(wrote most of this last night, was too emotional to post it)
I don't have a phone anymore. Well, technically I still have a phone, but it won't ring if you call me because I don't have a phone number any longer. I called AT&T a few weeks ago to ask about canceling my service, and the guy told me to call back closer to my billing date since it's on the 7th of every month. I figured I could be without a phone for a day or two, since we're leaving on the 8th, and it wouldn't be a big deal. Apparently no longer having the phone number that I've had for 11 years was a bigger deal to my psyche than I thought it would be. (I obviously need to be less connected to stupid things, so this will be good for me.) When I called this afternoon the woman told me it'd be disconnected tonight. I panicked a little, but then forgot about it. Until we were at the bar waiting on the patio for a table. A little message popped up saying that there was no SIM card installed. All the sudden it hit me (it does that every now and then) that I'm moving to Africa in two days. Actually four, but I'm leaving home in two. I cried for about 3 minutes and then laughed. Most of the evening went like that; it'd hit me, I'd cry, and then start laughing.
That quote by Anais Nin, “and the day came when the risk to remain tight in a bud was more painful than the risk it took to blossom,” never quite hit home like it has in the last few weeks. I always appreciated it though I never understood why there was risk staying tight in a bud. But there is, and it's gotten painful. Whenever someone asks if I'm nervous, I think to myself that I'm more nervous about what my life would end up like if I stay put. Yes, I have lots of people that I love here, but my life would not be full of passion and adventure here. This experience is going to make my life intensely more rich. Simply put, when I was a baby, my parents did not dream of me growing up and being too scared to try new things.

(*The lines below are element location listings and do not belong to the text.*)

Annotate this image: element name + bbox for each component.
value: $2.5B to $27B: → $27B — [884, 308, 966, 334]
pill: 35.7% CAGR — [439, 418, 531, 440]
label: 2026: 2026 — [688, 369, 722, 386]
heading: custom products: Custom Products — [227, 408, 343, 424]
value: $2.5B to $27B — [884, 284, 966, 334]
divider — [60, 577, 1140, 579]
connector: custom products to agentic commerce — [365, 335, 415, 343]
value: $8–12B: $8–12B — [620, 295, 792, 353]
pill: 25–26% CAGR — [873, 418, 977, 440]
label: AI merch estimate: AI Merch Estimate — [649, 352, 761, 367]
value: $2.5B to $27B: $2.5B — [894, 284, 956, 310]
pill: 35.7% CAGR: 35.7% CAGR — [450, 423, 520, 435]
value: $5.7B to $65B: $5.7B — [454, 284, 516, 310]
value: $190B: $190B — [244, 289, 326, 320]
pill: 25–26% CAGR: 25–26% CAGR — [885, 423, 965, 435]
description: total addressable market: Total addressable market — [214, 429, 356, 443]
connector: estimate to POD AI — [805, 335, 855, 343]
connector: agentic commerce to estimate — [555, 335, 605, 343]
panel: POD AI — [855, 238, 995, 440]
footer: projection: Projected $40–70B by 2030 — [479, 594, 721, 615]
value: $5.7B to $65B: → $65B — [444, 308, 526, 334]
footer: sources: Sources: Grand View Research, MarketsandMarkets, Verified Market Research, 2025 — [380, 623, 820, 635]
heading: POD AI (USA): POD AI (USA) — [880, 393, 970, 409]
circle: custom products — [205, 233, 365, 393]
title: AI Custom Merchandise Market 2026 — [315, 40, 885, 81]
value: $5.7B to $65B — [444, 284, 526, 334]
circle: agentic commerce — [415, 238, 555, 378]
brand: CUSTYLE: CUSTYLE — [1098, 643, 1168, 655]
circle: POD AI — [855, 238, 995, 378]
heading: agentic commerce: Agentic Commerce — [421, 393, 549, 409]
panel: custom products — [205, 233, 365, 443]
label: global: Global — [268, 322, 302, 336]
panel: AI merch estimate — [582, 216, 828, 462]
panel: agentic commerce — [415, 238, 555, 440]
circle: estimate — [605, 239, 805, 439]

This morning after brunch my best friend noted that we were all standing around, avoiding getting in our cars to leave. She said she wanted to just keep standing there so I'd miss my plane, but I said that eventually she had to go home to Tampa and back to work and that would leave me in Gainesville, still not doing anything special.
5 comments:
Your post almost made me cry. I understand exactly how you feel. Whenever I start doubting myself and peace corps I think about what my life will be like if I don't go, and the answer is probably just like what it is right now and I want more than that. Stay strong and just get through the next few days and keep us posted! Good luck!
You have a lot of people following your blog that are rooting for you and understand your sentiments all too well. This will be an amazing adventure and an unmatched time in your life. I look forward to hearing and sharing stories, as I'm sure your family and friends do. Chin up! I am so excited for you!
So Liz, I could not totally sum up the feeling you just expressed in your blog. But now I understand exactly how I feel about this whole endeavor. Thanks lady. <3
That's a great quote, one of my favorites. My step-mom gave me a card with that quote on it the night I moved out of my parent's house. I was moving to the other side of the country, to somewhere that I didn't know, with no friends or family, and only the hope that college would bring great rewards. After reading it, I spent most of the night crying. It's taking that first step that's so painful, and so rewarding. Change is hard, as you know, but remember, you're just morning your old self. When you get on the plane to staging, and the adventure begins, you'll begin the celebration of your new self. The best part about blossoming is the release.
"[The boy] still had some doubts about the decision he had made. But he was able to understand one thing: making a decision is only the beginning of things. When someone makes a decision, he is really diving into a strong current that will carry him to places he had never dreamed of when he first made the decision." --The Alchemist
good luck, liz! If you haven't read Paulo Coehlo, let me know and I will make sure and send you a copy. If you have read it, read it again!